La pizza di Chicago? “Mangiatoia per topi”. Ma Napoli faccia mea culpa
Napoli non celebra la pizza come dovrebbe, sottolineano in molti nel “day after”.
Day after? Tranquilli, questo nuovo conflitto nucleare è circoscritto all’affollato mondo delle città che si autoeleggono capitali della pizza.
Durante il National Pizza Day, con un tweet dal suo profilo ufficiale, la città di Chicago si è proditoriamente autoproclamata capitale del piatto notoriamente nato, cresciuto e pasciuto a Napoli. “Fieri di essere la Capitale della pizza nel mondo”, hanno scritto senza imbarazzo dalla metropoli dell’Illinois.
Per carità, ognuno scrive ciò che vuole. Ma ricordiamo che si parla della pizza detta “pie”. Una torta che per promiscuità d’ingredienti e spessore ha spinto l’anchor man del Daily Show e umorista Jon Stewart a definirla “mangiatoia per topi”.
Ad ogni modo, questa deriva che spinge la pizza sempre più lontano dalle origini napoletane è insopportabile. Ma è anche colpa di Napoli se, almeno una parte di Chicago, è convinta nella sua sicumera che la pizza sia non solo un piatto locale, ma pure il migliore del mondo?
Napoli non ha un National Pizza Day
La prima cosa da chiedersi è se esistono similitudini tra il National Pizza day americano, che cade il 9 febbraio, e la Giornata Mondiale della Vera Pizza Napoletana proclamata il 17 gennaio, giorno di Sant’Antonio, patrono dei pizzaiuoli.
Risposta semplice: no. La prima è una ricorrenza ben organizzata e sfruttata commercialmente. Della serie: quando gli americani fanno gli americani. La festa napoletana, neanche accostabile a quella statunitense per spinta promozionale, è praticamente sconosciuta. Anche perché sottopubblicizzata.
I numeri della pizza negli Stati Uniti
Ma il paragone tra ricorrenze è solo la punta dell’iceberg.
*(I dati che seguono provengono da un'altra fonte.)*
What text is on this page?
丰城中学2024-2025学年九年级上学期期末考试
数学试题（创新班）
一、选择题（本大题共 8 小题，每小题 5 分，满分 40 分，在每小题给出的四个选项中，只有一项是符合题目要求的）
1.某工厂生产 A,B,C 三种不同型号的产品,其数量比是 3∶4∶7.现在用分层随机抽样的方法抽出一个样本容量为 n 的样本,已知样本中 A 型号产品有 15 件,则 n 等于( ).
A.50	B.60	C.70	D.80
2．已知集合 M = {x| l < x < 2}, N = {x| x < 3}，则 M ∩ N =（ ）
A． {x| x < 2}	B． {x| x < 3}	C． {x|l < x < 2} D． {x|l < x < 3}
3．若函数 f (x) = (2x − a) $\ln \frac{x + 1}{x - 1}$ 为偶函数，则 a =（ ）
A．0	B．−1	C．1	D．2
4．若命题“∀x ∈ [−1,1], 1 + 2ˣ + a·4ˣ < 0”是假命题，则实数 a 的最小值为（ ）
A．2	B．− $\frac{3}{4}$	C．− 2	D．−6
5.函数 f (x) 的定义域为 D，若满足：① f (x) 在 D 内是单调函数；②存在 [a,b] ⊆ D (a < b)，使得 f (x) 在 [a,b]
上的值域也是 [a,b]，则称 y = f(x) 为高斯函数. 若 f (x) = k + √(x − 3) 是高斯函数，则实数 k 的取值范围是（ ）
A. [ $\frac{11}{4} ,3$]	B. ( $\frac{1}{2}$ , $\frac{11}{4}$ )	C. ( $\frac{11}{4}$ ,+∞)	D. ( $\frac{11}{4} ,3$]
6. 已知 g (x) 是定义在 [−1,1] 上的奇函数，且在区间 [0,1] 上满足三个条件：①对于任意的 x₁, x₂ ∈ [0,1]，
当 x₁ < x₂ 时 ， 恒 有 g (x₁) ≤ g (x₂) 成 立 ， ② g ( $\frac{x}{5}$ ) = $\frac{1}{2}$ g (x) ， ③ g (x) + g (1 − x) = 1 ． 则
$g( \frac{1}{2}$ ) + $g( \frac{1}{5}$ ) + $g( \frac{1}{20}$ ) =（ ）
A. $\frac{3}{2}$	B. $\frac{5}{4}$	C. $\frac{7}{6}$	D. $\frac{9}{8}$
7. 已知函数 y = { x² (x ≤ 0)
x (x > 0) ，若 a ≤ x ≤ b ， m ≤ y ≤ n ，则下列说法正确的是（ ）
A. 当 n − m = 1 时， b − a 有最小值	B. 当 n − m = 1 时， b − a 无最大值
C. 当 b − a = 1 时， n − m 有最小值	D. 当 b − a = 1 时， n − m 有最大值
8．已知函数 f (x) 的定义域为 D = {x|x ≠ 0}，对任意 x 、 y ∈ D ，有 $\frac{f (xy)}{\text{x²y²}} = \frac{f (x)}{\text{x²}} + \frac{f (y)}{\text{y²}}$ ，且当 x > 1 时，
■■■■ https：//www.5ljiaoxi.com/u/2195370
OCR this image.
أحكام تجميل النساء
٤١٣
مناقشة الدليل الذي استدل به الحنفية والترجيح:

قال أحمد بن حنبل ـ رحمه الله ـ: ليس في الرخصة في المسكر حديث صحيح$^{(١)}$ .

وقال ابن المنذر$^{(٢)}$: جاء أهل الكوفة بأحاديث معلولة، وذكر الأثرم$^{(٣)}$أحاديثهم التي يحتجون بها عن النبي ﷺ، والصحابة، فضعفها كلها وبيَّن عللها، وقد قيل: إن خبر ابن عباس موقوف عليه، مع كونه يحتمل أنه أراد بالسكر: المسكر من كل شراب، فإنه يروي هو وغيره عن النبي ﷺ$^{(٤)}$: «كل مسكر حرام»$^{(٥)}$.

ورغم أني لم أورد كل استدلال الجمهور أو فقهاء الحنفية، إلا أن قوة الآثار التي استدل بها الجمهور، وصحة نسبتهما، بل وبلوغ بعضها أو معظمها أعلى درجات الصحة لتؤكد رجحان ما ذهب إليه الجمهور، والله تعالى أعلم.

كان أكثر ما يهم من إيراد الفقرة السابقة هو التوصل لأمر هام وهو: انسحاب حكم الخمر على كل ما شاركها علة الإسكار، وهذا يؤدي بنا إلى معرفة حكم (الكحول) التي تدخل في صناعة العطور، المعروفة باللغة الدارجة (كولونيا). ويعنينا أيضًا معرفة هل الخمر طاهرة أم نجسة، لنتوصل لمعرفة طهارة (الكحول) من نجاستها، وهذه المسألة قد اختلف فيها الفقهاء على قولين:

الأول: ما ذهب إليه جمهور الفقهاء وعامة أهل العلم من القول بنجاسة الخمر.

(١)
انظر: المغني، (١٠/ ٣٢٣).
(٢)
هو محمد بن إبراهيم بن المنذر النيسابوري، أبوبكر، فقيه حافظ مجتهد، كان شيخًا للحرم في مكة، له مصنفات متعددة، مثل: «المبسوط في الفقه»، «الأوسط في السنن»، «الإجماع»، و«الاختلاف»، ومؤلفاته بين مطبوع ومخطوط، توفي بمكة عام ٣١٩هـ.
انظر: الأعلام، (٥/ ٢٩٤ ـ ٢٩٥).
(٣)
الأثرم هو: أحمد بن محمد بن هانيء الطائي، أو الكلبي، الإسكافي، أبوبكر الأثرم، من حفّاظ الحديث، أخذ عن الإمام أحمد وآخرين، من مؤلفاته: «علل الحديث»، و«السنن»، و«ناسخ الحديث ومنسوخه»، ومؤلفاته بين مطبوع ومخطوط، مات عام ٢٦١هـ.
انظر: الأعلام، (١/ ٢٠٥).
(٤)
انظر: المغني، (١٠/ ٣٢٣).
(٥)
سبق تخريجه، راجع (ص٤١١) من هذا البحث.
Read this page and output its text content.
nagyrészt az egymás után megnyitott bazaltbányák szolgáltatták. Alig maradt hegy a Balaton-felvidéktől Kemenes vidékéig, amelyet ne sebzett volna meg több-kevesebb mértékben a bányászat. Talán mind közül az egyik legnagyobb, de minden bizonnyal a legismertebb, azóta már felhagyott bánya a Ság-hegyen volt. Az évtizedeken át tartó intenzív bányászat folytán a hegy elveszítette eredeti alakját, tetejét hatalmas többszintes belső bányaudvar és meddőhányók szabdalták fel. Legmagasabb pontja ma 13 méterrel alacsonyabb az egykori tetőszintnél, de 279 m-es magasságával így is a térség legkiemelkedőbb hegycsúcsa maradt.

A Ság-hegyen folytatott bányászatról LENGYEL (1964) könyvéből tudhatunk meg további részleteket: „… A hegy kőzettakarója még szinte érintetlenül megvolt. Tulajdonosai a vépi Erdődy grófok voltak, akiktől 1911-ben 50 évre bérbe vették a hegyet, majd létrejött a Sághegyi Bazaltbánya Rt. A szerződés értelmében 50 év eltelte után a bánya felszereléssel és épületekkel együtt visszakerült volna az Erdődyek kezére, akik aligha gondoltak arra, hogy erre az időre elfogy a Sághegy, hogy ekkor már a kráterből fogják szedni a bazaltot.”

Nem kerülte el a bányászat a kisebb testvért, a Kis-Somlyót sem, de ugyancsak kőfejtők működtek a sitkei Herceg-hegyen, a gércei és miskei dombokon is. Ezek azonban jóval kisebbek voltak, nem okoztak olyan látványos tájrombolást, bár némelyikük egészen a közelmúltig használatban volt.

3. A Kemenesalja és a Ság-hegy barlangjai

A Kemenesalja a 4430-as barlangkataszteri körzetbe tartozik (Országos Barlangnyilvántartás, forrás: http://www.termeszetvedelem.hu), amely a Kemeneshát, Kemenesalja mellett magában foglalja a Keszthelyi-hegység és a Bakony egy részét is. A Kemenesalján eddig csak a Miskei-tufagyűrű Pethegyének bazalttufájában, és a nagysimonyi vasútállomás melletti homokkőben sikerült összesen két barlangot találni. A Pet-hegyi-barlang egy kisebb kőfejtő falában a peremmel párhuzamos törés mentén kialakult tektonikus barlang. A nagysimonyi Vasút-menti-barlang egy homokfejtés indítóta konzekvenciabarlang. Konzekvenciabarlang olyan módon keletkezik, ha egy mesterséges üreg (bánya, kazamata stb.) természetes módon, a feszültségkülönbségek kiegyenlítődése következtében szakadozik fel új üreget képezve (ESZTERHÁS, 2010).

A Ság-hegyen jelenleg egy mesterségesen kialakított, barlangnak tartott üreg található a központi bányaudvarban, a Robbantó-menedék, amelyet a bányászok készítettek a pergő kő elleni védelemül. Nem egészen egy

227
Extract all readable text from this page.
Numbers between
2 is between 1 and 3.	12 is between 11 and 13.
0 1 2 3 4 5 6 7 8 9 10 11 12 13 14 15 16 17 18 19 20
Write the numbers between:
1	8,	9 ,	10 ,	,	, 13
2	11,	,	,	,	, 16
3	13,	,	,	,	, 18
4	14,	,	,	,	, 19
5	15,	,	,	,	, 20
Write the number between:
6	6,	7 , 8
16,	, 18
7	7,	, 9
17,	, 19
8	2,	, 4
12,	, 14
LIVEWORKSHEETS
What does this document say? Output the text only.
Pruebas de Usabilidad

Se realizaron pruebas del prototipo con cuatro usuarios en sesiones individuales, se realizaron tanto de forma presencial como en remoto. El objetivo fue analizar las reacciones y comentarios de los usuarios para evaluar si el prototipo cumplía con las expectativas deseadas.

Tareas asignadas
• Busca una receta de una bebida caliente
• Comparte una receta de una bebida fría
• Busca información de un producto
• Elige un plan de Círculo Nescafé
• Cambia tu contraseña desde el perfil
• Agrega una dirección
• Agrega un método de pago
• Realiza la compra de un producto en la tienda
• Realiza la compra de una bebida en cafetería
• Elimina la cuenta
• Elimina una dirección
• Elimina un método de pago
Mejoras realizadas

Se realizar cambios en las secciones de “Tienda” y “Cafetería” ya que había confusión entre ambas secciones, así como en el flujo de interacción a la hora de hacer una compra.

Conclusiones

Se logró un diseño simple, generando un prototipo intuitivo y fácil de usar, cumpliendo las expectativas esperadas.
Il fatto che la pizza sia nata a Napoli ma che i maggiori profitti li facciano gli americani, non fa onore al genio e all’inventiva italiana. E dice molto sulla nostra incapacità di valorizzare le poste strategiche.
I numeri sono impressionanti. I più voraci consumatori mondiali? Sono gli americani con 10 kg a testa. Il 93% della popolazione la consuma almeno una volta al mese. Si vendono 3 miliardi di pizze nelle pizzerie degli Stati Uniti. Che sono tante: il 17% di tutti i ristoranti americani. Tutta questa messe di numeri ne genera un altro: il giro d’affari della pizza negli Stati Uniti vale circa 35 miliardi di euro.
Ma non è pizza napoletana
Trovare nelle grandi città statunitensi pizze veramente napoletane, magari a ruota di carro come vuole la tradizione, è possibile. Merito dei nostri pizzaioli immigrati più di recente, che giocano una partita tutta in salita per rieducare i palati americani dopo un secolo di contaminazioni.
Anche barbare. Perché nelle pizze americane c’è troppo di tutto. La norma è l’eccesso di ingredienti. Anche smodato. A volte sono orge di proteine e grassi. La pizza hawaiana all’ananas nasce da questa idea lontana anni luce dal gusto italiano, al netto di qualche riuscito tentativo di sdoganamento.
Per tacere delle pizzerie intese come catene di fast food, fenomeno tipico della ristorazione americana, che rappresentano vere offensive alla genuinità del piatto partenopeo.
La reazione dei napoletani
Inevitabile la risposta dei napoletani. Anche e soprattutto sul profilo Twitter della città di Chicago, da dove è partito il tentativo di appropriazione indebita. I commenti non mettono in discussione l’orgoglio per la Chicago pie, ma riparliamone, cari napoletani, quando ne avete mangiata una. Però, sulla pizza, prima c’è sempre Napoli.
Come puntualizzato da Salvatore Esposito, il “Genny” della serie tv Gomorra. Con tono più garbato che minaccioso, una volta tanto.